By Minna Sugimoto - bio | email

WAHIAWA (HawaiiNewsNow) - Those who enjoy boating and fishing at Lake Wilson in Wahiawa say they're extremely concerned about the drastic drop in the water level there. Many say they have never seen the water level so low.

Stan Wright shares tale after tale while at the wheel of his fishing boat. For him, Lake Wilson is a treasure.

"The fishing, it's world class," he said. "I'll put this lake up against any lake on the mainland."

But the scenery has changed. Tree roots that were underwater are now exposed. The tires, shopping carts and trash that were dumped in the lake are no longer hidden.

The water marks on the support columns for a bridge suggest the lake level has dropped as much as 20 feet.

"Two, three weeks, ever since the last big rains we had, the water's just been dropping and dropping," Wright said. "Now it's to a point where probably in a day or so, we won't be able to use the boat ramp."

The state Department of Land and Natural Resources, which manages recreational fisheries and oversees dam safety, says a valve that is used to control the water level during heavy rains is stuck in the open position. Dole Foods leases the reservoir and is working to fix the problem.

"They had indicated to us that they should have the repair done in a couple of days," William Aila, DLNR director nominee, said. "Of course, this was the conversation starting on Friday."

In the meantime, fishermen are worried about whether the bass, catfish and blue gills in Lake Wilson can survive.

"It's concentrating all the fish," Wright said. "That's a good thing. But if it keeps going down, down, down, we're worried. Is it going to get too concentrated? Is there not going to be enough oxygen in the water to maintain the fish?"

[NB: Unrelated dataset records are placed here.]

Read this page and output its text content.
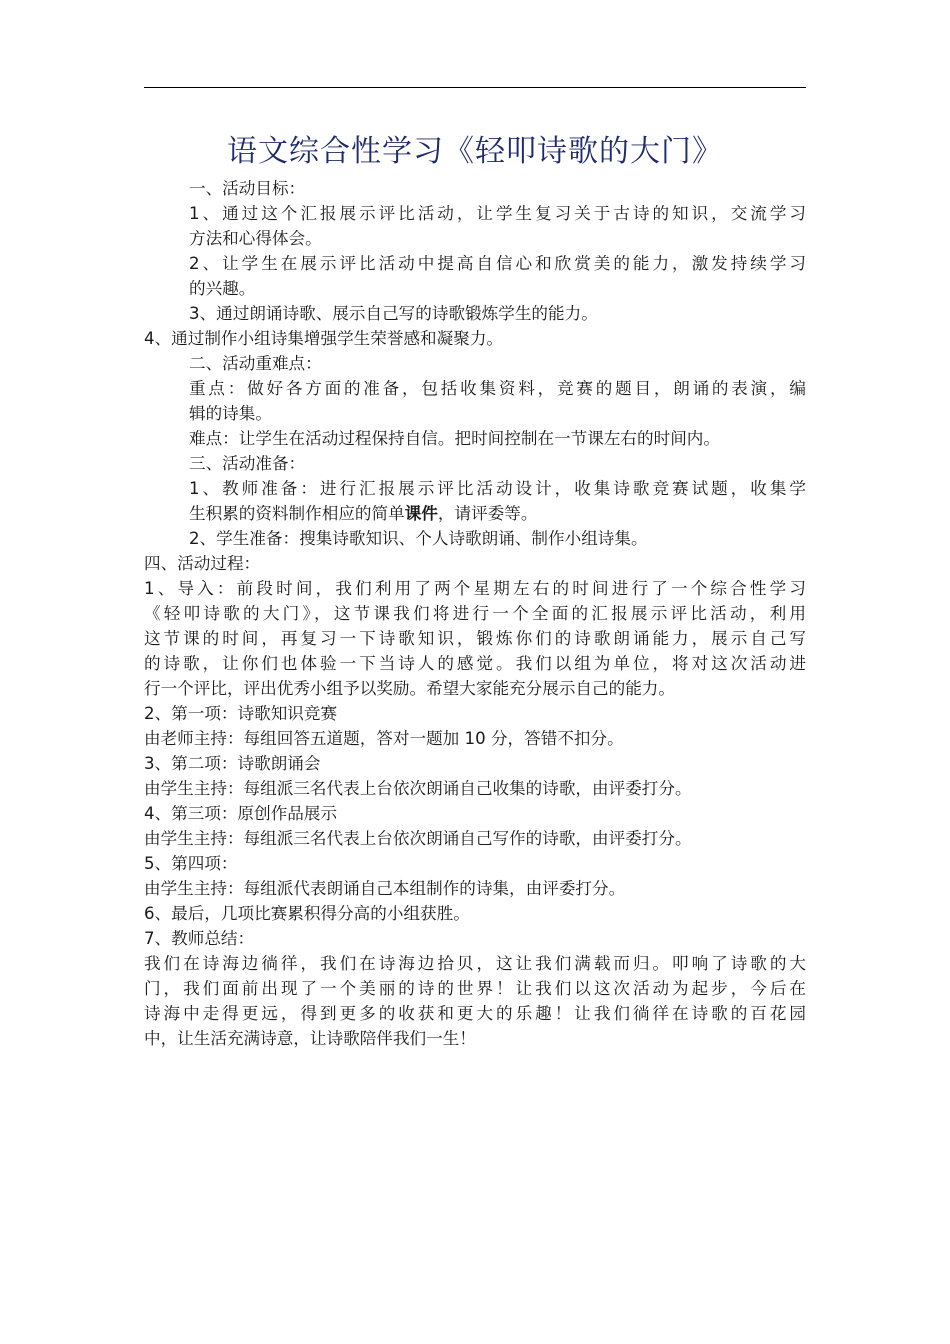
语文综合性学习《轻叩诗歌的大门》
一、活动目标：
1、通过这个汇报展示评比活动，让学生复习关于古诗的知识，交流学习
方法和心得体会。
2、让学生在展示评比活动中提高自信心和欣赏美的能力，激发持续学习
的兴趣。
3、通过朗诵诗歌、展示自己写的诗歌锻炼学生的能力。
4、通过制作小组诗集增强学生荣誉感和凝聚力。
二、活动重难点：
重点：做好各方面的准备，包括收集资料，竞赛的题目，朗诵的表演，编
辑的诗集。
难点：让学生在活动过程保持自信。把时间控制在一节课左右的时间内。
三、活动准备：
1、教师准备：进行汇报展示评比活动设计，收集诗歌竞赛试题，收集学
生积累的资料制作相应的简单课件，请评委等。
2、学生准备：搜集诗歌知识、个人诗歌朗诵、制作小组诗集。
四、活动过程：
1、导入：前段时间，我们利用了两个星期左右的时间进行了一个综合性学习
《轻叩诗歌的大门》，这节课我们将进行一个全面的汇报展示评比活动，利用
这节课的时间，再复习一下诗歌知识，锻炼你们的诗歌朗诵能力，展示自己写
的诗歌，让你们也体验一下当诗人的感觉。我们以组为单位，将对这次活动进
行一个评比，评出优秀小组予以奖励。希望大家能充分展示自己的能力。
2、第一项：诗歌知识竞赛
由老师主持：每组回答五道题，答对一题加 10 分，答错不扣分。
3、第二项：诗歌朗诵会
由学生主持：每组派三名代表上台依次朗诵自己收集的诗歌，由评委打分。
4、第三项：原创作品展示
由学生主持：每组派三名代表上台依次朗诵自己写作的诗歌，由评委打分。
5、第四项：
由学生主持：每组派代表朗诵自己本组制作的诗集，由评委打分。
6、最后，几项比赛累积得分高的小组获胜。
7、教师总结：
我们在诗海边徜徉，我们在诗海边拾贝，这让我们满载而归。叩响了诗歌的大
门，我们面前出现了一个美丽的诗的世界！让我们以这次活动为起步，今后在
诗海中走得更远，得到更多的收获和更大的乐趣！让我们徜徉在诗歌的百花园
中，让生活充满诗意，让诗歌陪伴我们一生！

DLNR officials say they are monitoring the oxygen level, and have a plan if it gets too low.

"Putting some temporary pumps," Aila said. "Just drawing water and then putting it back in and that action producing oxygen."

That comes as good news to Wright and other fishing enthusiasts.

"A lot of families spend some real good quality time at Lake Wilson," Aila said. "So, of course, we're very interested in maintaining those opportunities for our families."